One of the best ways to get a diversified investment portfolio without a great deal of work is to invest in funds. Funds offer a collection of stocks in one investment. Invest in a fund, and you own a portion of each stock in that fund. It can be a simple way to enjoy the combined performance of several (or even hundreds or thousands) of stocks without going through the time-intensive process of picking stocks. And one of the easiest types of funds to invest in is the index fund. An index fund is inexpensive, usually diversified and simple to get started with. Additionally, index funds make great long-term investments for the buy and hold aficionado.

What is an index fund?

Wikimedia Commons

US Stock Indexes Source: Wikimedia Commons

Like a mutual fund, an index fund is a collection of the stocks of individual companies. However, an index fund tracks a stock index, commodity index, bond index or some other investment index, rather than being composed of stocks chosen by a manager of some sort. An index fund is composed of all of the stocks on a particular index. The most popular index funds usually involve tracking the S&P 500 index. Indeed, the first index fund — introduced by Vanguard — did just that. But there are other funds that track index performances:

  • Wilshire 5000, which tracks all publicly traded companies in the U.S.
  • Russell 2000, which tracks the companies with the smallest market cap.
  • MSCI EAFE, which tracks global stocks.
  • MSCI Emerging Markets, which tracks stocks in countries with emerging economies.
  • S&P Global Clean Energy, which tracks clean energy stocks.
  • Bond funds that follow the performances of aspects of the bond market.

There are, of course, numerous stock index choices, from those that track oil stocks to tech stocks, and including the ability to invest in funds that follow individual European and Asian stock indexes such as the FTSE 100, Stoxx 600, Nikkei 225 and the Hang Seng. It is even possible to find index tracking funds that are also exchange traded funds (ETFs), allowing you to more easily trade them on the stock market.

Using index funds in your investment portfolio

Index funds offer many advantages to a number of investors. They can provide diversity and relative stability to your investment portfolio over long periods of time. These funds have the advantage of being exceptionally low cost. Because they do not require the help of a manager, index funds often cost between 0.5% and 0.8%. This is much better than the average 1.5% to 2% that you pay for many actively managed mutual funds.
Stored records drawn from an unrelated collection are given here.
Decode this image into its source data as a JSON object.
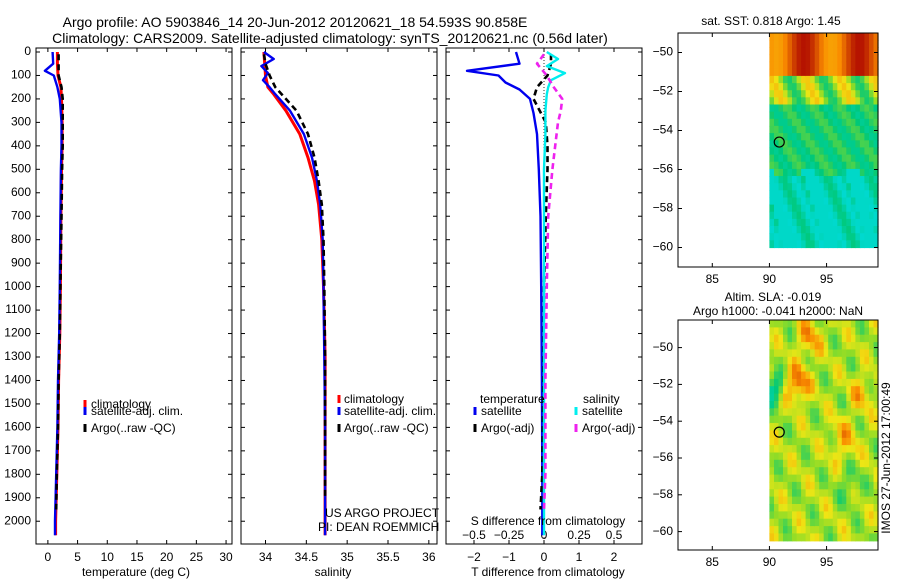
{
  "title": {
    "line1": "Argo profile: AO 5903846_14 20-Jun-2012 20120621_18 54.593S 90.858E",
    "line2": "Climatology: CARS2009. Satellite-adjusted climatology: synTS_20120621.nc (0.56d later)"
  },
  "colors": {
    "climatology": "#ff0000",
    "satellite": "#0000ee",
    "argo": "#000000",
    "sal_satellite": "#00eeee",
    "sal_argo": "#ee22ee"
  },
  "chart_data": [
    {
      "type": "line",
      "id": "temperature",
      "xlabel": "temperature (deg C)",
      "xlim": [
        -2,
        31
      ],
      "ylim": [
        0,
        2080
      ],
      "xticks": [
        "0",
        "5",
        "10",
        "15",
        "20",
        "25",
        "30"
      ],
      "xtick_values": [
        0,
        5,
        10,
        15,
        20,
        25,
        30
      ],
      "depth_ticks": [
        "0",
        "100",
        "200",
        "300",
        "400",
        "500",
        "600",
        "700",
        "800",
        "900",
        "1000",
        "1100",
        "1200",
        "1300",
        "1400",
        "1500",
        "1600",
        "1700",
        "1800",
        "1900",
        "2000"
      ],
      "legend": [
        "climatology",
        "satellite-adj. clim.",
        "Argo(..raw -QC)"
      ],
      "series": [
        {
          "name": "climatology",
          "style": "red",
          "depth": [
            0,
            50,
            100,
            150,
            200,
            300,
            400,
            500,
            700,
            1000,
            1200,
            1400,
            1600,
            1800,
            2000,
            2060
          ],
          "values": [
            1.6,
            1.6,
            1.7,
            2.2,
            2.3,
            2.4,
            2.4,
            2.3,
            2.2,
            2.1,
            2.0,
            1.8,
            1.7,
            1.5,
            1.3,
            1.3
          ]
        },
        {
          "name": "satellite-adj. clim.",
          "style": "blue",
          "depth": [
            0,
            50,
            80,
            100,
            150,
            200,
            300,
            400,
            500,
            700,
            1000,
            1200,
            1400,
            1600,
            1800,
            2000,
            2060
          ],
          "values": [
            0.8,
            0.9,
            -0.5,
            1.0,
            1.6,
            2.0,
            2.3,
            2.3,
            2.2,
            2.1,
            2.0,
            1.9,
            1.7,
            1.6,
            1.4,
            1.2,
            1.2
          ]
        },
        {
          "name": "Argo(..raw -QC)",
          "style": "black-dash",
          "depth": [
            10,
            50,
            100,
            150,
            200,
            300,
            400,
            500,
            700,
            1000,
            1200,
            1400,
            1600,
            1800,
            1950
          ],
          "values": [
            1.8,
            1.8,
            1.8,
            2.3,
            2.5,
            2.5,
            2.5,
            2.4,
            2.3,
            2.1,
            2.0,
            1.8,
            1.7,
            1.5,
            1.4
          ]
        }
      ]
    },
    {
      "type": "line",
      "id": "salinity",
      "xlabel": "salinity",
      "xlim": [
        33.7,
        36.1
      ],
      "ylim": [
        0,
        2080
      ],
      "xticks": [
        "34",
        "34.5",
        "35",
        "35.5",
        "36"
      ],
      "xtick_values": [
        34,
        34.5,
        35,
        35.5,
        36
      ],
      "legend": [
        "climatology",
        "satellite-adj. clim.",
        "Argo(..raw -QC)"
      ],
      "annotation": [
        "US ARGO PROJECT",
        "PI: DEAN ROEMMICH"
      ],
      "series": [
        {
          "name": "climatology",
          "style": "red",
          "depth": [
            0,
            50,
            100,
            150,
            180,
            250,
            350,
            450,
            550,
            650,
            800,
            1000,
            1300,
            1600,
            1900,
            2060
          ],
          "values": [
            33.98,
            33.99,
            34.0,
            34.03,
            34.1,
            34.25,
            34.42,
            34.52,
            34.6,
            34.65,
            34.69,
            34.71,
            34.73,
            34.73,
            34.73,
            34.73
          ]
        },
        {
          "name": "satellite-adj. clim.",
          "style": "blue",
          "depth": [
            0,
            30,
            60,
            90,
            120,
            150,
            180,
            250,
            350,
            450,
            550,
            650,
            800,
            1000,
            1300,
            1600,
            1900,
            2060
          ],
          "values": [
            33.98,
            34.1,
            33.95,
            34.03,
            33.97,
            34.05,
            34.12,
            34.3,
            34.47,
            34.57,
            34.63,
            34.67,
            34.7,
            34.71,
            34.72,
            34.73,
            34.73,
            34.73
          ]
        },
        {
          "name": "Argo(..raw -QC)",
          "style": "black-dash",
          "depth": [
            10,
            50,
            100,
            150,
            200,
            250,
            350,
            450,
            550,
            650,
            800,
            1000,
            1300,
            1600,
            1900
          ],
          "values": [
            33.98,
            34.0,
            34.05,
            34.12,
            34.25,
            34.38,
            34.52,
            34.6,
            34.65,
            34.69,
            34.71,
            34.72,
            34.73,
            34.73,
            34.73
          ]
        }
      ]
    },
    {
      "type": "line",
      "id": "differences",
      "xlabel": "T difference from climatology",
      "top_axis_label": "S difference from climatology",
      "xlim": [
        -2.8,
        2.8
      ],
      "ylim": [
        0,
        2080
      ],
      "xticks": [
        "−2",
        "−1",
        "0",
        "1",
        "2"
      ],
      "xtick_values": [
        -2,
        -1,
        0,
        1,
        2
      ],
      "sticks": [
        "−0.5",
        "−0.25",
        "0",
        "0.25",
        "0.5"
      ],
      "stick_values": [
        -0.5,
        -0.25,
        0,
        0.25,
        0.5
      ],
      "s_scale": 4,
      "legend_titles": [
        "temperature",
        "salinity"
      ],
      "legend": [
        "satellite",
        "Argo(-adj)",
        "satellite",
        "Argo(-adj)"
      ],
      "series": [
        {
          "name": "T satellite",
          "style": "blue",
          "depth": [
            0,
            50,
            80,
            100,
            130,
            160,
            200,
            260,
            350,
            500,
            700,
            1000,
            1400,
            1800,
            2060
          ],
          "values": [
            -0.8,
            -0.7,
            -2.2,
            -1.3,
            -1.1,
            -0.7,
            -0.4,
            -0.3,
            -0.2,
            -0.15,
            -0.1,
            -0.08,
            -0.06,
            -0.05,
            -0.05
          ]
        },
        {
          "name": "T Argo(-adj)",
          "style": "black-dash",
          "depth": [
            10,
            50,
            100,
            150,
            200,
            300,
            400,
            500,
            700,
            1000,
            1400,
            1800,
            1950
          ],
          "values": [
            0.2,
            0.2,
            0.1,
            -0.2,
            -0.3,
            0.05,
            0.1,
            0.1,
            0.05,
            0.0,
            -0.02,
            -0.05,
            -0.1
          ]
        },
        {
          "name": "S satellite",
          "style": "cyan",
          "depth": [
            0,
            30,
            60,
            90,
            120,
            150,
            180,
            250,
            350,
            500,
            700,
            1000,
            1400,
            1800,
            2060
          ],
          "values": [
            0.02,
            0.1,
            0.02,
            0.15,
            0.05,
            0.03,
            0.02,
            0.01,
            0.01,
            0.0,
            0.0,
            0.0,
            0.0,
            0.0,
            0.0
          ]
        },
        {
          "name": "S Argo(-adj)",
          "style": "magenta-dash",
          "depth": [
            10,
            50,
            100,
            150,
            200,
            250,
            300,
            400,
            500,
            700,
            1000,
            1400,
            1800,
            1950
          ],
          "values": [
            0.0,
            -0.05,
            0.02,
            0.07,
            0.13,
            0.12,
            0.1,
            0.08,
            0.06,
            0.03,
            0.02,
            0.01,
            0.01,
            0.0
          ]
        }
      ]
    },
    {
      "type": "heatmap",
      "id": "sst-map",
      "title": "sat. SST: 0.818 Argo: 1.45",
      "xticks": [
        "85",
        "90",
        "95"
      ],
      "xtick_values": [
        85,
        90,
        95
      ],
      "yticks": [
        "−50",
        "−52",
        "−54",
        "−56",
        "−58",
        "−60"
      ],
      "ytick_values": [
        -50,
        -52,
        -54,
        -56,
        -58,
        -60
      ],
      "lon_range": [
        82,
        99.5
      ],
      "lat_range": [
        -61,
        -49
      ],
      "data_lon_range": [
        90,
        99.5
      ],
      "data_lat_range": [
        -60,
        -49
      ],
      "float_position": [
        90.858,
        -54.593
      ]
    },
    {
      "type": "heatmap",
      "id": "sla-map",
      "title": "Altim. SLA: -0.019",
      "subtitle": "Argo h1000: -0.041 h2000: NaN",
      "xticks": [
        "85",
        "90",
        "95"
      ],
      "xtick_values": [
        85,
        90,
        95
      ],
      "yticks": [
        "−50",
        "−52",
        "−54",
        "−56",
        "−58",
        "−60"
      ],
      "ytick_values": [
        -50,
        -52,
        -54,
        -56,
        -58,
        -60
      ],
      "lon_range": [
        82,
        99.5
      ],
      "lat_range": [
        -61,
        -48.5
      ],
      "data_lon_range": [
        90,
        99.5
      ],
      "data_lat_range": [
        -60.5,
        -48.5
      ],
      "float_position": [
        90.858,
        -54.593
      ]
    }
  ],
  "footer": {
    "stamp": "IMOS 27-Jun-2012 17:00:49"
  }
}
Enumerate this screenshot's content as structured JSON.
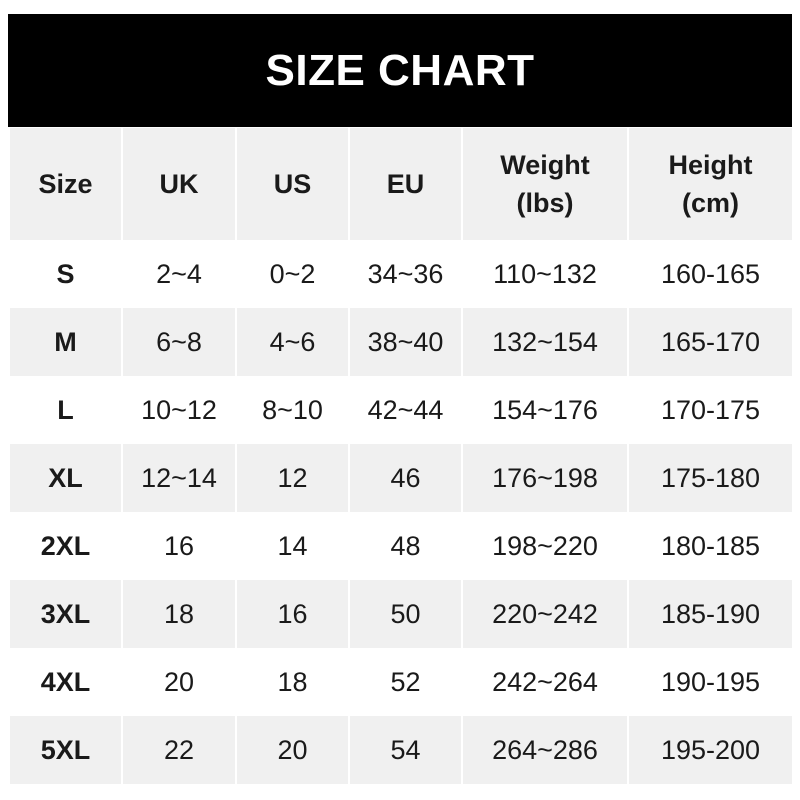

When you use index tracking funds, you will find that you get to keep more of your money. It is also worth noting that many index funds are tax efficient. This means that they often manage to avoid realizing significant capital gains that an actively managed fund does. When combined with a retirement account, index mutual funds or ETFs become even more tax efficient.

Index funds are ideal for long-term, buy and hold investors because of their ability to do well over long periods of time. Since they track the stock market, they generally go up when your time frame extends out more than 10 to 15 years. Because, historically, the stock market always gains over the long haul, you are unlikely to lose out if you keep your money in index funds that track the stock market. There are some investors that compose their entire portfolios using index funds, adding foreign funds and commodity funds for a little more risk, and using bond funds as conservative investments. When you properly use index funds, asset allocation can become a little easier, allowing you to easily and precisely allocate your investments in different asset classes by choosing appropriate index funds and investing in them in the ratio that you desire. This takes away the guess work of figuring out which asset class a particular investment falls under. Your investments in each asset class will also be diversified as an additional bonus

You should note that many index funds require high minimum investments. This can make it somewhat difficult to get started with index fund investing. However, it is possible to find online investment accounts and work through other brokerages (almost everyone loves Vanguard) that have lower limits. In some cases, it is possible to avoid the minimum as long as you sign up to automatically invest from your checking account every month. Index ETFs offer the opportunity for you to track an index, but without the worry of minimums. Popular ETFs that track indexes include Spiders, Vipers and iShares.